Le chef de l'opposition, Lionel Perez, rappelle que l'ensemble des partis représentés au conseil municipal sont favorables aux caméras corporelles. Il estime que le rapport du SPVM met la barre trop haute en ce qui concerne l'évaluation des impacts sur les interventions policières.

«Il y a d'autres exemples dans d'autres villes qui montrent effectivement qu'il y a une plus value aux caméras corporelles. Ça se fait dans les villes américaines, ça se fait en Europe, et on devrait aller de l'avant», dit-il.

Une facture importante

Le SPVM évalue à 17,4 M$ le coût d'acheter et d'installer les caméras corporelles pour 3000 policiers. Le personnel nécessaire pour traiter les vidéos et les demandes d'accès à l'information, en plus de la location de bureaux pour entreposer et réparer les appareils, apporteraient une dépense annuelle additionnelle de 24 M$ pour un total de 41,4 M$ en un an.

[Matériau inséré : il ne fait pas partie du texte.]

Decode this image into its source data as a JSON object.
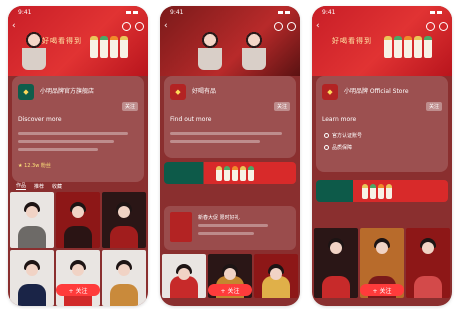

Le chiffre de 17,4 M$ pour les caméras est largement inférieur aux 85 M$ estimés par la police de Toronto, mais supérieure aux 5,2 M$ US dépensés par la police de Détroit pour équiper 1500 policiers.

Le cas de Détroit donne d'ailleurs des résultats plutôt positifs, selon un média local.

Malgré les réserves, le SPVM se garde d'émettre des conclusions aux élus de Montréal. Le rapport sera présenté au public lors d'une séance de la Commission de la sécurité publique, le 1er février.